Mildly speaking, the outcome was an enlightened deception. No app was selected. And this could be contributed to different factors.
First and foremost: the goal of the Appathon was not quite clear. What problem needed to be solved and what level of privacy and security was expected? Politicians clearly wanted an app, but the departmental officials were obviously not equipped to manage any expectations of the audience. It is just not possible to select a tool if there is no clear goal.
Secondly: technology. There were two road-blocks. The developed apps didn’t comply with best practices around secure programming, security and privacy. The worst-case incident being a data breach by publishing a source code repository with a data file containing personal information that shouldn’t be in there in the first place. The second road-block was explained a few days later: in order to identify encounters with infected persons, most of the apps used the Bluetooth protocol. This protocol creates a local short distance network of nodes. The short distance prevents unwanted connections, but it is not reliable enough to identify the one-and-a-half-meter critical area. Bluetooth was not meant to be used as a distance meter, it cannot work in that way.

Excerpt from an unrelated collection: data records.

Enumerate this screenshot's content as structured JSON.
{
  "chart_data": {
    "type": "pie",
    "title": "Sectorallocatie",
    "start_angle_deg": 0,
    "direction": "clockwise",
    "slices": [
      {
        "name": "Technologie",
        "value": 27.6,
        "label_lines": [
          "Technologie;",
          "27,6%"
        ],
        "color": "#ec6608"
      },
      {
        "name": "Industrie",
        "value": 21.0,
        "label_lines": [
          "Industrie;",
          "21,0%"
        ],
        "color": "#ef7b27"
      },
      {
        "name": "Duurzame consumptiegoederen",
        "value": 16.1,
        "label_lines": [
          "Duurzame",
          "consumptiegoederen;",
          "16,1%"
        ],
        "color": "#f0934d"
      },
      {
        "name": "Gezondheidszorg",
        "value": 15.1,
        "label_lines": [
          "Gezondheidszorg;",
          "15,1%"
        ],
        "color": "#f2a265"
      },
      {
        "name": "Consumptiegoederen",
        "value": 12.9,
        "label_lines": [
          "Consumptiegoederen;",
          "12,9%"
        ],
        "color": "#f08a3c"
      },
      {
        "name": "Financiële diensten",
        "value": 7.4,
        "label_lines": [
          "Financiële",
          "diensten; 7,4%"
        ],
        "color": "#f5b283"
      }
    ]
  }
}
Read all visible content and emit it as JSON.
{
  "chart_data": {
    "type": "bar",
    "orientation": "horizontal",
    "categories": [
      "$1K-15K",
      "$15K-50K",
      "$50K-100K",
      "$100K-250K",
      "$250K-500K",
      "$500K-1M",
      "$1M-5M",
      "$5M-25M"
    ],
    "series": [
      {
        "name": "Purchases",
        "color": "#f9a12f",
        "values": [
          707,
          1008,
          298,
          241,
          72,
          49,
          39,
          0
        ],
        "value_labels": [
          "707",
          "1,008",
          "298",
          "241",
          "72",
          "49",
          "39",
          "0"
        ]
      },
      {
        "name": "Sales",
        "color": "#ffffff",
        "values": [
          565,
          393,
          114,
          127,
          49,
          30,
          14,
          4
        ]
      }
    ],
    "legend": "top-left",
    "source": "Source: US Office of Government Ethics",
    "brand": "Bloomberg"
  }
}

Besides, due to the network character of the protocol, lots of additional counter-measures have to be taken to enforce some level of anonimity, which, by the way, was never deemed secure enough. And one of the solutions embedded a Blockchain feature that could not be explained very well.

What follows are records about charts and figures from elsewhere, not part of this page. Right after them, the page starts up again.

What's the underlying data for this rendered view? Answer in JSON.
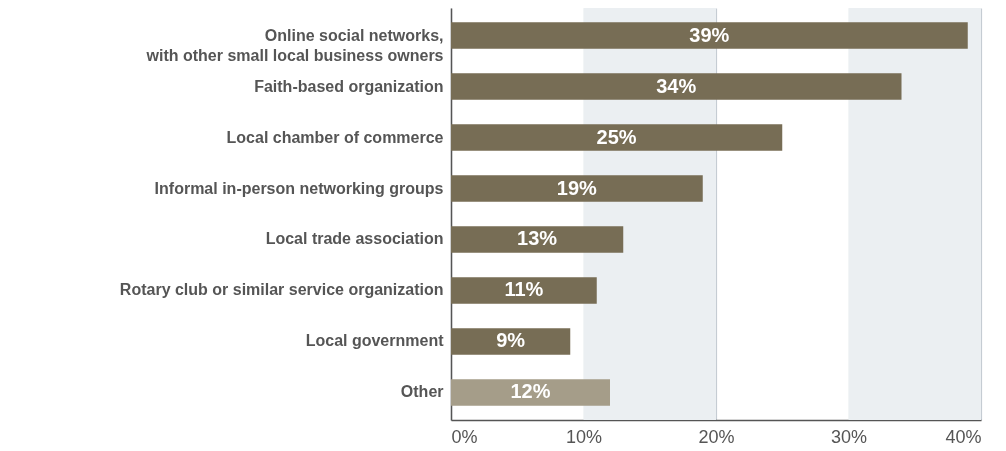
{
  "chart_data": {
    "type": "bar",
    "orientation": "horizontal",
    "categories": [
      "Online social networks, with other small local business owners",
      "Faith-based organization",
      "Local chamber of commerce",
      "Informal in-person networking groups",
      "Local trade association",
      "Rotary club or similar service organization",
      "Local government",
      "Other"
    ],
    "values": [
      39,
      34,
      25,
      19,
      13,
      11,
      9,
      12
    ],
    "colors": [
      "#776d55",
      "#776d55",
      "#776d55",
      "#776d55",
      "#776d55",
      "#776d55",
      "#776d55",
      "#a59d89"
    ],
    "value_labels": [
      "39%",
      "34%",
      "25%",
      "19%",
      "13%",
      "11%",
      "9%",
      "12%"
    ],
    "xlim": [
      0,
      40
    ],
    "xticks": [
      {
        "value": 0,
        "label": "0%"
      },
      {
        "value": 10,
        "label": "10%"
      },
      {
        "value": 20,
        "label": "20%"
      },
      {
        "value": 30,
        "label": "30%"
      },
      {
        "value": 40,
        "label": "40%"
      }
    ],
    "grid": "x",
    "bands": [
      {
        "axis": "x",
        "from": 10,
        "to": 20,
        "color": "#ebeff2"
      },
      {
        "axis": "x",
        "from": 30,
        "to": 40,
        "color": "#ebeff2"
      }
    ]
  }
}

IDNext Advisory Board members (Andre Koot & Poppe Wijnsma) both entered another idea into the competition, based on using geo location and map concepts, suchas Pokémon-Go or Waze. But in the first evaluation these ideas were overlooked, as they were not based on Bluetooth. And at least they were not killed in the Appathon.
Anyway, the Appathon failed in delivering a preferred solution, but what was intriguing to see, is that the method of a public roasting of concepts, software and ideas is very productive. We have not yet seen such a level of transparancy. And it shows real potential in evaluations, provided that the goal and use cases have been clearly defined at the start.